Squamous cell lung cancer is considered a destructive neoplasm in the lungs. Therefore, additional attention is given incorporating support in anti-cancerous therapy involving multi-drug combinations. Supportive therapy may include usage of suitable corticosteroid drugs like prednisolone in a routine form, and in some patients a repository form of this corticosteroid may also be used to fulfill the need of constant delivery. Surgery is also being considered as therapy, but if the spread of the cancer is over a wide area, it becomes impossible.
In many patients, this tends to spread to other tissues including kidney or bone. Assuming it spreads to bones, most of the times, the mandible or skull may get affected. In such cases increased density with occurrence of periosteal new bones may be noticed.
Squamous cell lung cancer may need additional confirmation from more pathologists who are specialized in such diagnosis. Clinical effects seen in one patient affected by this type of cancer may not reflect the same affects in other patients. Factors like target organ of cancer cells, compromise of the immune status of the patient, effects of medications including alternate drug therapy which may even include restrictions in multiple diets in order to avoid constant exposure to the carcinogens that have some association with food components, etc. All of these indicate multiple factors that are associated with the production of squamous cell lung cancer.

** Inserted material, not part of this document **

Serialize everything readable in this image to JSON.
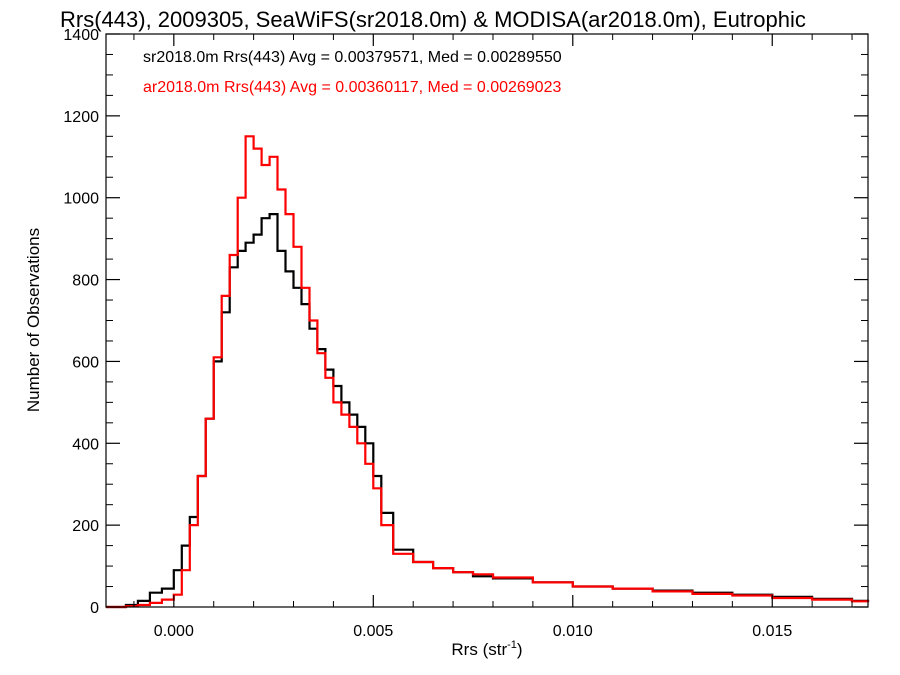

It is advantageous to stay abreast of updated technical information on various pathogenesis and factors associated with signs and symptoms of this cancer in lungs involving squamous cells. One treatment of this type of ung cancer is radioactive implants. Subsequent to surgery radioactive implants are surgically placed which have the capability to emit constant waves of radiation. Treatment may not give 100% guarantee on the recovery of the affected patient from the very rapid spread of squamous cell lung cancer.